Justiça confirma prisão de Daniel Vorcaro e encaminha banqueiro a presídio em São Paulo

PF aponta invasão a sistemas da PF, MPF, FBI e Interpol em esquema ligado ao Banco Master

Por Redação Publicado em há 10 horas

A Justiça Federal em São Paulo manteve a prisão preventiva do banqueiro Daniel Vorcaro, dono do Banco Master, e de seu cunhado, Fabiano Zettel, após audiência de custódia nesta quarta-feira (4). Ambos serão encaminhados ao Centro de Detenção Provisória (CDP) 2 de Guarulhos.

As prisões integram a terceira fase da Operação Compliance Zero, que apura supostos crimes de ameaça, corrupção, lavagem de dinheiro e invasão de dispositivos informáticos, além de um esquema bilionário envolvendo a venda de títulos de crédito falsos. A medida foi autorizada pelo ministro André Mendonça, do STF.

Foto: Reprodução

A defesa nega as acusações, afirma que os investigados estão à disposição da Justiça e confia no esclarecimento dos fatos.
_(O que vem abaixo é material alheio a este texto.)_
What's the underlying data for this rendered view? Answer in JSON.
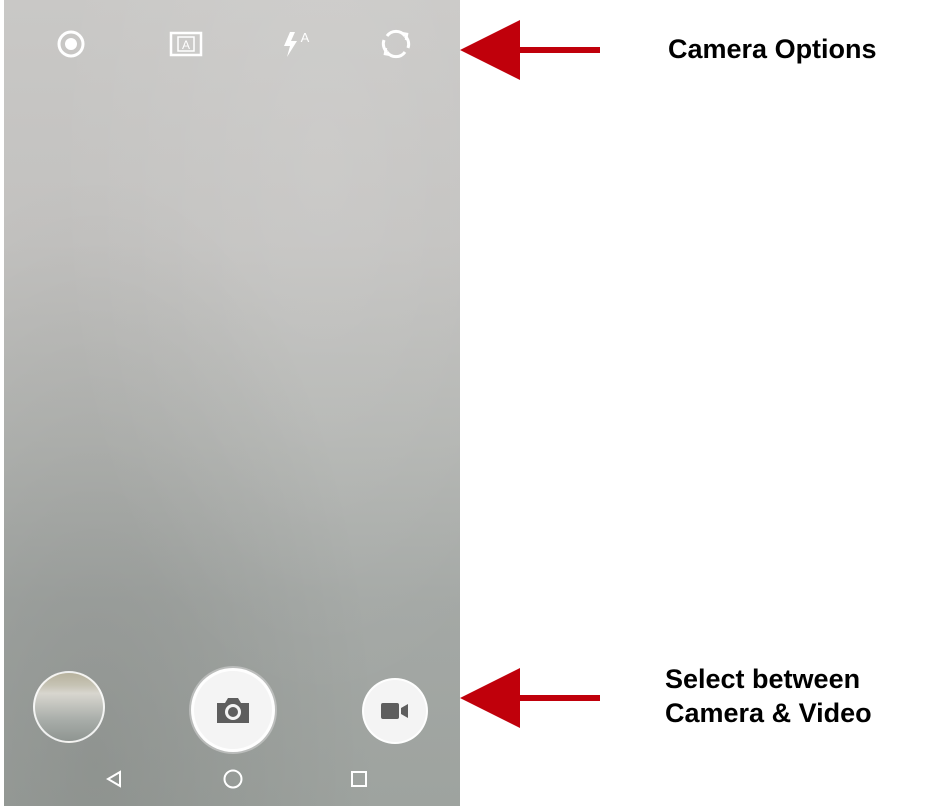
{
  "camera_ui": {
    "top_options": {
      "settings_icon": "settings-icon",
      "mode_icon": "auto-mode-icon",
      "mode_letter": "A",
      "flash_icon": "flash-auto-icon",
      "flash_letter": "A",
      "switch_camera_icon": "switch-camera-icon"
    },
    "bottom_controls": {
      "gallery_thumbnail": "gallery-thumbnail",
      "shutter_icon": "camera-icon",
      "video_icon": "video-camera-icon"
    },
    "navigation": {
      "back_icon": "back-triangle-icon",
      "home_icon": "home-circle-icon",
      "recents_icon": "recents-square-icon"
    }
  },
  "annotations": {
    "top_label": "Camera Options",
    "bottom_label_line1": "Select between",
    "bottom_label_line2": "Camera & Video",
    "arrow_color": "#c0000b"
  }
}
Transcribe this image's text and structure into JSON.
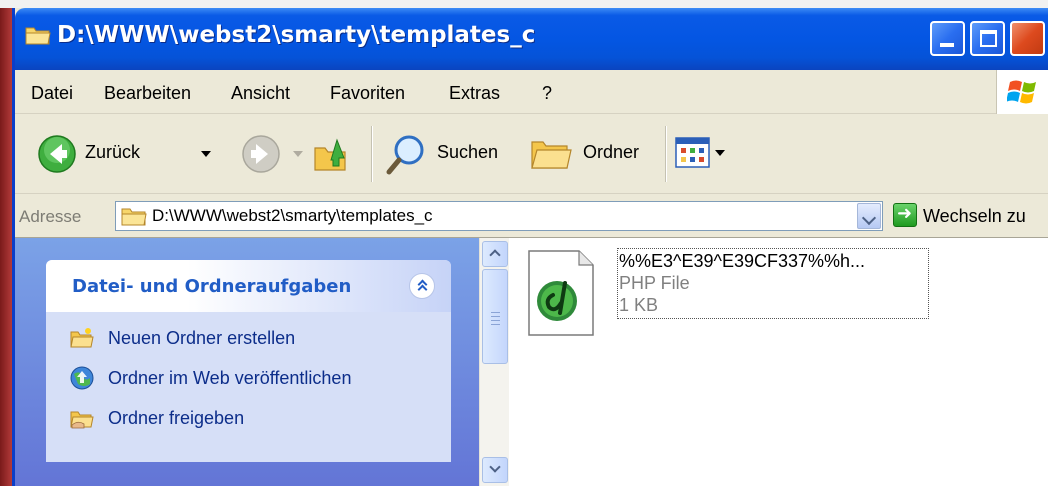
{
  "window": {
    "title": "D:\\WWW\\webst2\\smarty\\templates_c"
  },
  "menu": {
    "items": [
      {
        "label": "Datei"
      },
      {
        "label": "Bearbeiten"
      },
      {
        "label": "Ansicht"
      },
      {
        "label": "Favoriten"
      },
      {
        "label": "Extras"
      },
      {
        "label": "?"
      }
    ]
  },
  "toolbar": {
    "back_label": "Zurück",
    "search_label": "Suchen",
    "folders_label": "Ordner"
  },
  "address": {
    "label": "Adresse",
    "value": "D:\\WWW\\webst2\\smarty\\templates_c",
    "go_label": "Wechseln zu"
  },
  "task_pane": {
    "title": "Datei- und Ordneraufgaben",
    "items": [
      {
        "label": "Neuen Ordner erstellen",
        "icon": "new-folder-icon"
      },
      {
        "label": "Ordner im Web veröffentlichen",
        "icon": "publish-web-icon"
      },
      {
        "label": "Ordner freigeben",
        "icon": "share-folder-icon"
      }
    ]
  },
  "files": [
    {
      "name": "%%E3^E39^E39CF337%%h...",
      "type": "PHP File",
      "size": "1 KB",
      "icon": "dreamweaver-php-file-icon"
    }
  ],
  "colors": {
    "titlebar": "#0456e3",
    "task_title": "#215dc6",
    "task_link": "#0c2d8a",
    "task_pane_bg": "#6f8fdc"
  }
}
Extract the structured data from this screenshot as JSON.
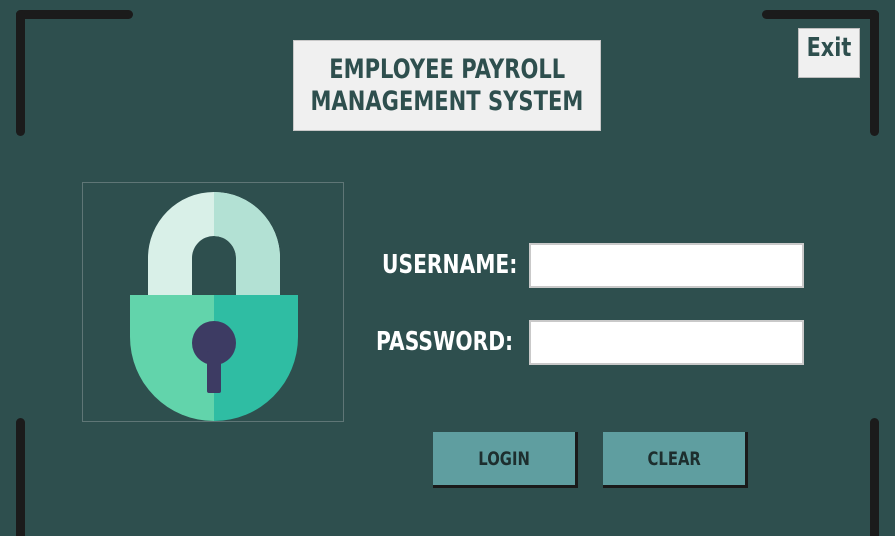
{
  "window": {
    "title_line1": "EMPLOYEE  PAYROLL",
    "title_line2": "MANAGEMENT SYSTEM",
    "exit_label": "Exit"
  },
  "form": {
    "username_label": "USERNAME:",
    "password_label": "PASSWORD:",
    "username_value": "",
    "password_value": ""
  },
  "buttons": {
    "login_label": "LOGIN",
    "clear_label": "CLEAR"
  },
  "icons": {
    "lock": "padlock-icon",
    "keyhole": "keyhole-icon"
  },
  "colors": {
    "background": "#2e4f4e",
    "button": "#5f9ea0",
    "title_text": "#2e4f4e",
    "lock_shackle_light": "#d9f0e8",
    "lock_shackle_dark": "#b3e1d4",
    "lock_body_light": "#62d4ab",
    "lock_body_dark": "#2fbda3",
    "keyhole": "#3d3b63"
  }
}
Também foram determinadas medidas como bloqueio de bens de até R$ 22 bilhões e afastamento de cargos públicos de outros alvos da operação.

PF aponta invasão a sistemas da PF, MPF, FBI e Interpol em esquema ligado ao Banco Master

Investigações da Polícia Federal indicam que integrantes do grupo comandado por Daniel Vorcaro, dono do Banco Master, acessaram indevidamente sistemas restritos da própria PF, do Ministério Público Federal e até de organismos internacionais como o FBI e a Interpol.

Segundo a decisão do ministro André Mendonça, do STF, que determinou novas prisões nesta quarta-feira (4), o grupo teria utilizado credenciais de terceiros para obter dados sigilosos e monitorar autoridades, jornalistas e outros alvos de interesse. As informações seriam usadas para definir estratégias, inclusive ações de intimidação e remoção de conteúdos digitais.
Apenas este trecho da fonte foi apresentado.